While I don't like the idea of being single the rest of my life, I am okay with it. I have a big family and plenty of friends. I have goals for my life that don't require a mate (although it would be nice to share my life with someone). I guess what I am saying is my life is good and I am happy. Having a man to share it with would be icing on the cake (and icing is my favorite part ) but even without icing, hey, it's still a yummy cake!
Last edited by jillabean; 08-20-2013 at 08:18 AM..
I'm very content with my life as a single person. Sex is the only missing component, but I have a situation brewing that could turn into a long-term FWB type of thing. So that may not be a problem for a while.
Don't get me wrong - I totally love the feeling of being part of a couple. It's great to know someone has your back. But I've been in situations that have been pretty dire and no one has been there to help me - and I've come through ok. Being part of a couple is not necessary for my survival or my happiness.

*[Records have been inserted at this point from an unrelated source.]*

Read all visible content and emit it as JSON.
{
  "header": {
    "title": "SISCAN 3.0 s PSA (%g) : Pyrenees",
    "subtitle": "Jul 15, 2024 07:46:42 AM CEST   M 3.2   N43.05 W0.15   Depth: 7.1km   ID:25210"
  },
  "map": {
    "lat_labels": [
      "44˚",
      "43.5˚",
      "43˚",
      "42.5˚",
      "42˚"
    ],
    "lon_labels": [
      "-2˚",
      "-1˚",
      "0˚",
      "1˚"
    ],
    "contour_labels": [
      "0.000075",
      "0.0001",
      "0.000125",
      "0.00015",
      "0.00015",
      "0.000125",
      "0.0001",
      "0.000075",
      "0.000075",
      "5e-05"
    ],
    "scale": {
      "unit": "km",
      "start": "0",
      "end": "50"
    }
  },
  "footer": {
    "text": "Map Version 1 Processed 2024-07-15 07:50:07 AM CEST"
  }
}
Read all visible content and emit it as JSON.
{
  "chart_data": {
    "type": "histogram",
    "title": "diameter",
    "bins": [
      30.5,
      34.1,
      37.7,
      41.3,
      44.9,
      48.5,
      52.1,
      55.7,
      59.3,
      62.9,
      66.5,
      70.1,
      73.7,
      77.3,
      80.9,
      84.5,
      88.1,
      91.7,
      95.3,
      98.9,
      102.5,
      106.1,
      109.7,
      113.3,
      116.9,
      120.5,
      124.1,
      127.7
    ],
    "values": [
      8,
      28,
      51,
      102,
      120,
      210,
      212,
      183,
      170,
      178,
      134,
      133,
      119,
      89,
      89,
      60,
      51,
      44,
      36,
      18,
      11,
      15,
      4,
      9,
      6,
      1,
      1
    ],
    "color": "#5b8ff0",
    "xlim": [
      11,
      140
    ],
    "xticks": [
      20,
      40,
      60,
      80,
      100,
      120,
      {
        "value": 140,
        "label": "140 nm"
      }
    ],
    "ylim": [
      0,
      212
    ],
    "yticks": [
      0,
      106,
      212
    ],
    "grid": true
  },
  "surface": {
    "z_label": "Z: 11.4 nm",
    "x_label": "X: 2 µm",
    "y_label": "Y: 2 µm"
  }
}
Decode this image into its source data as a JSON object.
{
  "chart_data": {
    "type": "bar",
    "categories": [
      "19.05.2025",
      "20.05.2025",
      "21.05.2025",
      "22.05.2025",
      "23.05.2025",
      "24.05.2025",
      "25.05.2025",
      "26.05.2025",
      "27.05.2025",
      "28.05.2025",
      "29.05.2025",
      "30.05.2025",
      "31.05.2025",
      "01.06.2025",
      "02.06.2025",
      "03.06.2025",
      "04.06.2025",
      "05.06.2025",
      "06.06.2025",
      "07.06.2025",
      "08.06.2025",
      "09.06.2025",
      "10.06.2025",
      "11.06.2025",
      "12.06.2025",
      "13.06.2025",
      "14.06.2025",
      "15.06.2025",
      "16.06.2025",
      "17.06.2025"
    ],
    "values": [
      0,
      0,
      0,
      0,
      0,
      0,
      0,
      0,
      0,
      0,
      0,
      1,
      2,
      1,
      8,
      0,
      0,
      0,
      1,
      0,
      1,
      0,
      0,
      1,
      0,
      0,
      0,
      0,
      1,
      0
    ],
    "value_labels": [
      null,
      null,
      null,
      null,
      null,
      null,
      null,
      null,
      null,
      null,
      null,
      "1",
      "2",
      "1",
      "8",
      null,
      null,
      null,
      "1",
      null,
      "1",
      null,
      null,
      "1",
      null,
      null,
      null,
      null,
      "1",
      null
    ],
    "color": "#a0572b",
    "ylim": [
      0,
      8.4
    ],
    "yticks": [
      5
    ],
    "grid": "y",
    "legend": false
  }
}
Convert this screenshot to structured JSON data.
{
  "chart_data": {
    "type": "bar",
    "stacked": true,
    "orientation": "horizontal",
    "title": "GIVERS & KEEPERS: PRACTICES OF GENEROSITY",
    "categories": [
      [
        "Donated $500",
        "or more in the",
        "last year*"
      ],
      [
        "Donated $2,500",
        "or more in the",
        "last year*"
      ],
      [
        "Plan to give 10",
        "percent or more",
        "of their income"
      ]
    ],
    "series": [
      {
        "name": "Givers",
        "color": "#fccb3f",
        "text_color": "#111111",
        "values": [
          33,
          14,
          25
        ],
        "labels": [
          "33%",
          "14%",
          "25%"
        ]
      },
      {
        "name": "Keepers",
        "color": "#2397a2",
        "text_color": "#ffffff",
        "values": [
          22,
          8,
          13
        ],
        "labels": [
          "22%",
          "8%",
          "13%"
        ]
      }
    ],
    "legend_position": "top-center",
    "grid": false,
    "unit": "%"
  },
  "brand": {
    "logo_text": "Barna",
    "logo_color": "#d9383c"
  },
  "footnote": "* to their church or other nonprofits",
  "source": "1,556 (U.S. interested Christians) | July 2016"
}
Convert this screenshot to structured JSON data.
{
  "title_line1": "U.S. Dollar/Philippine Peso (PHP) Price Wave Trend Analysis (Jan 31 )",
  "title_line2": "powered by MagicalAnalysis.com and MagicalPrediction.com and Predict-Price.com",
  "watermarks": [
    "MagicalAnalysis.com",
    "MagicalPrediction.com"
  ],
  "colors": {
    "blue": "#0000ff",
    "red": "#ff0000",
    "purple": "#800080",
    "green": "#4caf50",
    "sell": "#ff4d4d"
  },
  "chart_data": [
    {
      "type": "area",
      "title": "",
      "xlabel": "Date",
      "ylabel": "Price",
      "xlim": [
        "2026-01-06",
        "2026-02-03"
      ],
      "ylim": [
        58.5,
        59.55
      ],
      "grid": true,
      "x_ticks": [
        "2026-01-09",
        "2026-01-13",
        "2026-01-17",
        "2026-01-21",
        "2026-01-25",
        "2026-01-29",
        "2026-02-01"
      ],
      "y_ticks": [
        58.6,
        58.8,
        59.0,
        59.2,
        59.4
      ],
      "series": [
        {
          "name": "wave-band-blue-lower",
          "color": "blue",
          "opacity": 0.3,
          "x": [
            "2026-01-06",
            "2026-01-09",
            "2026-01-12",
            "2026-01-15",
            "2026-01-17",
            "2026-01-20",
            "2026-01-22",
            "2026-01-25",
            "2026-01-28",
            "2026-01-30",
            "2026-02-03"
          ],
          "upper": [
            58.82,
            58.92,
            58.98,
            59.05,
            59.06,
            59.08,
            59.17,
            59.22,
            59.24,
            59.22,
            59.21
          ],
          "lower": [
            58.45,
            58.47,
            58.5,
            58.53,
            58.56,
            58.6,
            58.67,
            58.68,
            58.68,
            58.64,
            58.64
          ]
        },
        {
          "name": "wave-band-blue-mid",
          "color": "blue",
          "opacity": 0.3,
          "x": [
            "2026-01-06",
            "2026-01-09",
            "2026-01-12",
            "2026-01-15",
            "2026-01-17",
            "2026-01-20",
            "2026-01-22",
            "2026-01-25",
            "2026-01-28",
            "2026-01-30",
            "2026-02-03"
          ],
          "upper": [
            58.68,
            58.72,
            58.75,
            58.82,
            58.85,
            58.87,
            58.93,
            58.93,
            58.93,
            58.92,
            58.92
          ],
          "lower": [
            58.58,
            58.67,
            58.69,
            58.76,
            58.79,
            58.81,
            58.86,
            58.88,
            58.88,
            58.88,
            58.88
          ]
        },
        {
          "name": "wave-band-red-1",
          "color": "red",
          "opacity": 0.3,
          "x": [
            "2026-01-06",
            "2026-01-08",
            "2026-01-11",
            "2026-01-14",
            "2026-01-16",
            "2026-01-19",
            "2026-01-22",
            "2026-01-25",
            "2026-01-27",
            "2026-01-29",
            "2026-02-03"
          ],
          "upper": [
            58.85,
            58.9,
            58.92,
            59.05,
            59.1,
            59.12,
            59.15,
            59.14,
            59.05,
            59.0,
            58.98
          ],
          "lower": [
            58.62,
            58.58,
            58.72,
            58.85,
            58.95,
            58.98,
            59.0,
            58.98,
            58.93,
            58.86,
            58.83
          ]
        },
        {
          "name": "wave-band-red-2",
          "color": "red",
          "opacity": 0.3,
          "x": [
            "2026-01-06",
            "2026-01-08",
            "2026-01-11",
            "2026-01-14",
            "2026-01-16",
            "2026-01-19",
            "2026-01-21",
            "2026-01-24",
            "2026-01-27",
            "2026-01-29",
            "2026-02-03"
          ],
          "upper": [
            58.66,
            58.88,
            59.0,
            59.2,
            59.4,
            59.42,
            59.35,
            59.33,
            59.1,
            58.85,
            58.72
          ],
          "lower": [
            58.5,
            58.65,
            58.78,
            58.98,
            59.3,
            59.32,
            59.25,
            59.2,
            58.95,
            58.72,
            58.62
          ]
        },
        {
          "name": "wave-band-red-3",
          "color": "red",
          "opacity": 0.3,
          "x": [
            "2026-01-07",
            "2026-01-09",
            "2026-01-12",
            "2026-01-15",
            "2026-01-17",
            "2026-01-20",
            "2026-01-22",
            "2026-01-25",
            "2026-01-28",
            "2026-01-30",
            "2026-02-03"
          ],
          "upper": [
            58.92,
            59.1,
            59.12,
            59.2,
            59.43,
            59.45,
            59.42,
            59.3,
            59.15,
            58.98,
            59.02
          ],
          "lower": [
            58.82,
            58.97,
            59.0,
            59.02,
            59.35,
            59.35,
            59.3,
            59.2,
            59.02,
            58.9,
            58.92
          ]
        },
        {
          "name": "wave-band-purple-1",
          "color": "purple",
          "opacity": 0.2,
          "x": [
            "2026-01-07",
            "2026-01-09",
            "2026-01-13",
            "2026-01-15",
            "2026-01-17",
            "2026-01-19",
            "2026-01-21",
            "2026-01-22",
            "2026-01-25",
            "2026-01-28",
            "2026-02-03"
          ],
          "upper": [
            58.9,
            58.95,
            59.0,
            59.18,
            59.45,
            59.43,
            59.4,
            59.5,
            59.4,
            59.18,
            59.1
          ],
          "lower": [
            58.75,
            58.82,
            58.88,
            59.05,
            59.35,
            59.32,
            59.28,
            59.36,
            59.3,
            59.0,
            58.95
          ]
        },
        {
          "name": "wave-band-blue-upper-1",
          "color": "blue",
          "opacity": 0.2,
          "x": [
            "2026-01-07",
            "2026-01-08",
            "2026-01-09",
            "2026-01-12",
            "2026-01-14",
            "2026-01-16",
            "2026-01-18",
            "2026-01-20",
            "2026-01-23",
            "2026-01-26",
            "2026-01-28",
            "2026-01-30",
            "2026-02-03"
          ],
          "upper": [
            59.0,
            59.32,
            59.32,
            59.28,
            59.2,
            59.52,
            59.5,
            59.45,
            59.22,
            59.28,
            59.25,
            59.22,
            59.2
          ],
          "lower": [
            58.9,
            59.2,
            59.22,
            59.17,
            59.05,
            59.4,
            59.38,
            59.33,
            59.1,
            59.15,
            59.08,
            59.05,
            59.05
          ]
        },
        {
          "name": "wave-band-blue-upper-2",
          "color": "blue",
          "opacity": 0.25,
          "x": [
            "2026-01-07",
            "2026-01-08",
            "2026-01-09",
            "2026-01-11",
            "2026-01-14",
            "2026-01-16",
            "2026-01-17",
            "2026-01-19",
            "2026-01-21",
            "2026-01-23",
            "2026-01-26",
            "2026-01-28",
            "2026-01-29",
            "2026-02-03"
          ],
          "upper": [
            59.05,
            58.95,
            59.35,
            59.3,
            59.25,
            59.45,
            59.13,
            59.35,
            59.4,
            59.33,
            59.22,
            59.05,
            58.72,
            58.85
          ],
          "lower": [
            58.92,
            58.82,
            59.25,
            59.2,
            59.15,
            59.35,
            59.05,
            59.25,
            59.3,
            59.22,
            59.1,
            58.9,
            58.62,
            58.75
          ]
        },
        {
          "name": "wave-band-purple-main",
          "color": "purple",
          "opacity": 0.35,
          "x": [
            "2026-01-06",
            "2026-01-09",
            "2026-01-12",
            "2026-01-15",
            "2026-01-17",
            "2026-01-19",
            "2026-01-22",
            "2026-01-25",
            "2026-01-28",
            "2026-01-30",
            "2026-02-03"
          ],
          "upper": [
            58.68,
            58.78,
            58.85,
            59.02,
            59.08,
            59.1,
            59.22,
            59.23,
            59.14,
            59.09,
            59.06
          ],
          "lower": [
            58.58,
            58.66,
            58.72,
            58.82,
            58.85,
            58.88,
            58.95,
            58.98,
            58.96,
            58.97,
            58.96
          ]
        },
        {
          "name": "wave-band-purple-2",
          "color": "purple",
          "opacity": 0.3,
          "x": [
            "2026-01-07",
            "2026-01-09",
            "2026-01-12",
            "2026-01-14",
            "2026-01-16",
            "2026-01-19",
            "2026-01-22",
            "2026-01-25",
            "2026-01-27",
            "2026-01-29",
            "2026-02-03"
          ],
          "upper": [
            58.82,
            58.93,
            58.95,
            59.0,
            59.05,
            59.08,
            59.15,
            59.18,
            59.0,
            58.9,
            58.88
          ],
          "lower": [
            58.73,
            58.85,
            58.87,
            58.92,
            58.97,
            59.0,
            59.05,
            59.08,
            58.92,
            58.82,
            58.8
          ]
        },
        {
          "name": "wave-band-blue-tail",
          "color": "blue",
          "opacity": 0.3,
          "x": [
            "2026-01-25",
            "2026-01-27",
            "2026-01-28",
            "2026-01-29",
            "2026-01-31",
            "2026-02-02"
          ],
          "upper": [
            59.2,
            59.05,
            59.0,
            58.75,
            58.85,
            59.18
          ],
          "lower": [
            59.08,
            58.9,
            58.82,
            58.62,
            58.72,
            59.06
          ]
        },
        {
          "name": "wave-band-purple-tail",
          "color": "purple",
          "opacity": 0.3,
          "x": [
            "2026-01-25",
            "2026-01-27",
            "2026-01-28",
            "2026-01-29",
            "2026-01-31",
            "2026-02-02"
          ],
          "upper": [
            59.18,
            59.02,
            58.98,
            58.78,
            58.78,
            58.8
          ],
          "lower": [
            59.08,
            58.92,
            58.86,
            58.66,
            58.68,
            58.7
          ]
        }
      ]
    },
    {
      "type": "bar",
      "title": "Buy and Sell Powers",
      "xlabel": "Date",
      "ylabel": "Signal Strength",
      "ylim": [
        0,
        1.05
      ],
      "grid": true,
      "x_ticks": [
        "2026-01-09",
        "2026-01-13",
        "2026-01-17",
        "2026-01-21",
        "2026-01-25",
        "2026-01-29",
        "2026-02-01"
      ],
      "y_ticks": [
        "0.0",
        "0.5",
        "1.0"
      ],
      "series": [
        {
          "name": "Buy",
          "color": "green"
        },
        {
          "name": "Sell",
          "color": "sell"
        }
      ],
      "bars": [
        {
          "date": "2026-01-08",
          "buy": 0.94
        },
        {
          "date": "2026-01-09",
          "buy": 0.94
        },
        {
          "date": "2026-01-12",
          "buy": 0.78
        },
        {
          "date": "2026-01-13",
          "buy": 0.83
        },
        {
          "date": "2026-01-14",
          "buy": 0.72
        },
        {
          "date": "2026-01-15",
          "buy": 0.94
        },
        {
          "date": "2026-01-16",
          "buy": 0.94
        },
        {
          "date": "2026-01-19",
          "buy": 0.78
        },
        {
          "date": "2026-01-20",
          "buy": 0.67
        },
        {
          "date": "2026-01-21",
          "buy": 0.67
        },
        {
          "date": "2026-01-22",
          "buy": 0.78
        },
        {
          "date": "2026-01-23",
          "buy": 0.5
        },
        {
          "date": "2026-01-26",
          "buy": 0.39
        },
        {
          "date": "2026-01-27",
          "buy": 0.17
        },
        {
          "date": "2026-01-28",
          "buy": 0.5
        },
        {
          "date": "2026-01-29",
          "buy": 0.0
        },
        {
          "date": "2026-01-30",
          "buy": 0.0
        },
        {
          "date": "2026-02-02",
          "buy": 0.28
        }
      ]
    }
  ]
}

I will probably always be single just because my motivation to build a relationship is low. I have a house with an affordable mortgage that I can sell at a profit if I need to, a decent job (and other prospects of work if I ever should lose that job), decent credit rating, awesome friends, loving family (that lives at a nice distance), cool pets, etc.
The things that cause me angst are not relationship-related - my perpetual disorganization is a source of constant stress and anxiety, my house needs lots of maintenance, I need a new truck, etc.
If you're a guy who's not naturally attractive to women, then it requires a lot of time and effort to get a girlfriend. For me to possibly be attractive I have to find the perfect haircut to frame my face, find the clothes that look best on me, keep my complexion perfect by cleansing my pores out in the sauna for 1 hr everyday, etcetera. Still, I will not be attractive to a lot of women because I'm only 5'7". Is it worth all the effort to try and find a girlfriend? I dunno.
What? I know a guy 4 inches shorter than you that has no problem dating.
Well that stinks. I can't imagine that all the men there suck just because you don't like the city, though.
I didn't say that. I said they suck because they do. Many other single women my age in DFW agree. This is a crappy town to be a single woman in your late 30s. The available men our age are re-treads with kid/ex-wife drama or are suffering from a severe case of Peter Pan syndrome. Or they have some other dealbreaker aspect (lives with parents, suffers from a mental illness, etc) to them.
Because most men at best are immature game-players, at worst lower than pond scum.
Quote:
Originally Posted by RockJock1729
Ouch! Not all of us play games, thank you.
Well, from what I have seen, what BigDGeek says is completely accurate. I have yet to run into a male that isn't out for one thing, has no means of income at all or can't get past the fact I'm not friggin' Jessica Alba.
As for the original question, it ties in with what I said above...even after losing 40 lbs, I've now come to the conclusion that I'm just to Plain Jane or ugly because my body is not longer a problem. So yes, I feel that I will always be single.
I have many insecurities.
Some might say those are my obstacles,
though I feel that the less-than-appealing things
are what make it difficult for me to acquire and maintain a love life,
rather than the insecurities about such things.
Probably is some mix of both: the problems I have,
and how crummy I feel about those problems.
OP doesn't make clear whether single means unmarried or uncoupled.
I doubt I'll ever remarry, though I don't rule it out on principle or anything.